Question

In a Binary Search Tree, which traversal method produces the elements in non-decreasing order?

• A. Preorder Traversal
• B. Inorder Traversal
• C. Postorder Traversal
• D. Level Order Traversal

Hint:

For any {Binary Search Tree}, performing an {Inorder Traversal} always returns the elements in {sorted order}.

Answer 1

The Correct Option is B

Concept: A Binary Search Tree (BST) is a special type of binary tree that satisfies the following property:

• All elements in the left subtree are smaller than the root.
• All elements in the right subtree are greater than the root.
• Both left and right subtrees are also Binary Search Trees.

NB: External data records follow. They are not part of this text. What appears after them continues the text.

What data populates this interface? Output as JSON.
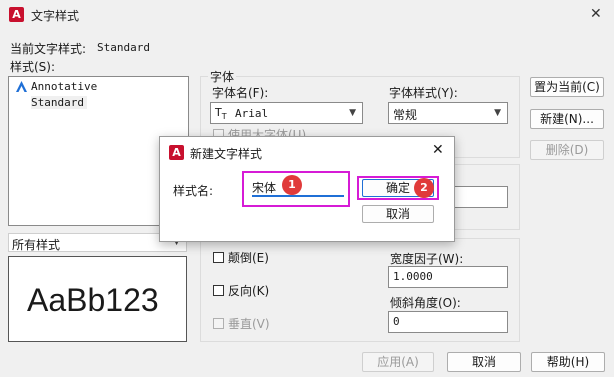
{
  "window": {
    "title": "文字样式",
    "app_icon": "autocad-icon"
  },
  "current_style": {
    "label": "当前文字样式:",
    "value": "Standard"
  },
  "styles": {
    "label": "样式(S):",
    "items": [
      {
        "name": "Annotative",
        "icon": "annotative-icon"
      },
      {
        "name": "Standard"
      }
    ],
    "filter": "所有样式"
  },
  "preview": {
    "sample": "AaBb123"
  },
  "font_group": {
    "title": "字体",
    "font_name_label": "字体名(F):",
    "font_name_value": "Arial",
    "font_icon": "truetype-icon",
    "font_style_label": "字体样式(Y):",
    "font_style_value": "常规",
    "big_font_label": "使用大字体(U)"
  },
  "effects": {
    "upside_down": "颠倒(E)",
    "backwards": "反向(K)",
    "vertical": "垂直(V)",
    "width_factor_label": "宽度因子(W):",
    "width_factor_value": "1.0000",
    "oblique_label": "倾斜角度(O):",
    "oblique_value": "0"
  },
  "side_buttons": {
    "set_current": "置为当前(C)",
    "new": "新建(N)...",
    "delete": "删除(D)"
  },
  "bottom_buttons": {
    "apply": "应用(A)",
    "cancel": "取消",
    "help": "帮助(H)"
  },
  "new_style_dialog": {
    "title": "新建文字样式",
    "name_label": "样式名:",
    "name_value": "宋体",
    "ok": "确定",
    "cancel": "取消",
    "badges": [
      "1",
      "2"
    ],
    "highlight_color": "#d61bd6",
    "badge_color": "#e03a3a"
  },
  "colors": {
    "app_red": "#c8102e",
    "annotative_blue": "#1f6fd6"
  }
}
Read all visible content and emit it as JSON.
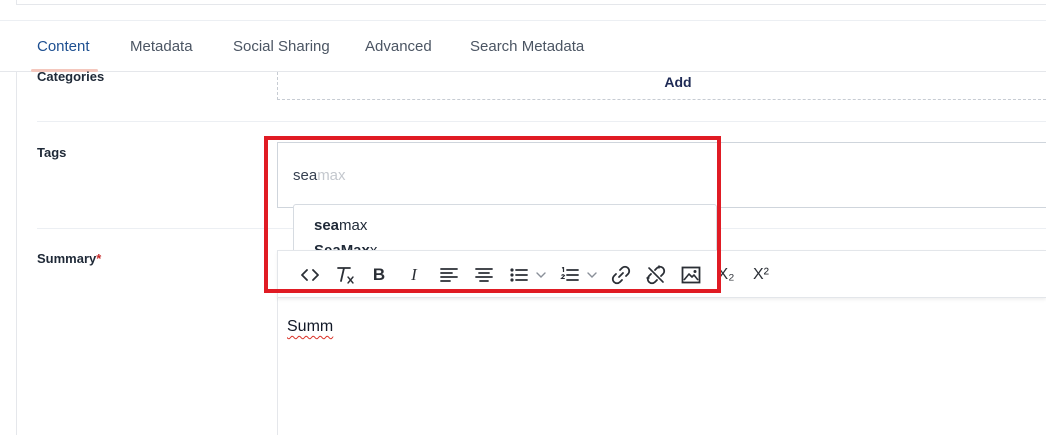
{
  "tabs": [
    {
      "label": "Content",
      "active": true
    },
    {
      "label": "Metadata",
      "active": false
    },
    {
      "label": "Social Sharing",
      "active": false
    },
    {
      "label": "Advanced",
      "active": false
    },
    {
      "label": "Search Metadata",
      "active": false
    }
  ],
  "categories": {
    "label": "Categories",
    "add_label": "Add"
  },
  "tags": {
    "label": "Tags",
    "typed_value": "sea",
    "autocomplete_hint": "max",
    "suggestions": [
      {
        "match": "sea",
        "rest": "max"
      },
      {
        "match": "SeaMax",
        "rest": "x"
      }
    ]
  },
  "summary": {
    "label": "Summary",
    "required_mark": "*",
    "editor_text": "Summ"
  },
  "toolbar": {
    "buttons": [
      {
        "name": "source-code-icon"
      },
      {
        "name": "clear-formatting-icon"
      },
      {
        "name": "bold-icon",
        "glyph": "B"
      },
      {
        "name": "italic-icon",
        "glyph": "I"
      },
      {
        "name": "align-left-icon"
      },
      {
        "name": "align-center-icon"
      },
      {
        "name": "bulleted-list-icon"
      },
      {
        "name": "numbered-list-icon"
      },
      {
        "name": "link-icon"
      },
      {
        "name": "unlink-icon"
      },
      {
        "name": "image-icon"
      },
      {
        "name": "subscript-icon",
        "glyph": "X₂"
      },
      {
        "name": "superscript-icon",
        "glyph": "X²"
      }
    ]
  },
  "colors": {
    "active_tab": "#1d4f91",
    "tab_underline": "#f4c7bd",
    "highlight_border": "#e01b24",
    "required": "#c62828"
  }
}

Because of this property, performing an Inorder Traversal on a BST visits nodes in sorted (non-decreasing) order.
Step 1: Understand Inorder Traversal.
Inorder traversal follows the sequence: \[ \text{Left Subtree} \rightarrow \text{Root} \rightarrow \text{Right Subtree} \]
Step 2: Apply BST property.
Since:

• Left subtree contains smaller elements
• Root is the next element
• Right subtree contains larger elements

Visiting nodes in this order naturally produces a sorted sequence.
Step 3: Example.
Consider the following BST: \[ \begin{array}{c} 5
/
3 \ \ 7
/ \ \ /
2 \ 4 \ 6 \ 8 \end{array} \] Applying Inorder Traversal: \[ 2 \rightarrow 3 \rightarrow 4 \rightarrow 5 \rightarrow 6 \rightarrow 7 \rightarrow 8 \] This sequence is in non-decreasing (sorted) order.
Step 4: Conclusion.
Therefore, the traversal that produces elements in sorted order in a Binary Search Tree is: \[ \text{Inorder Traversal} \]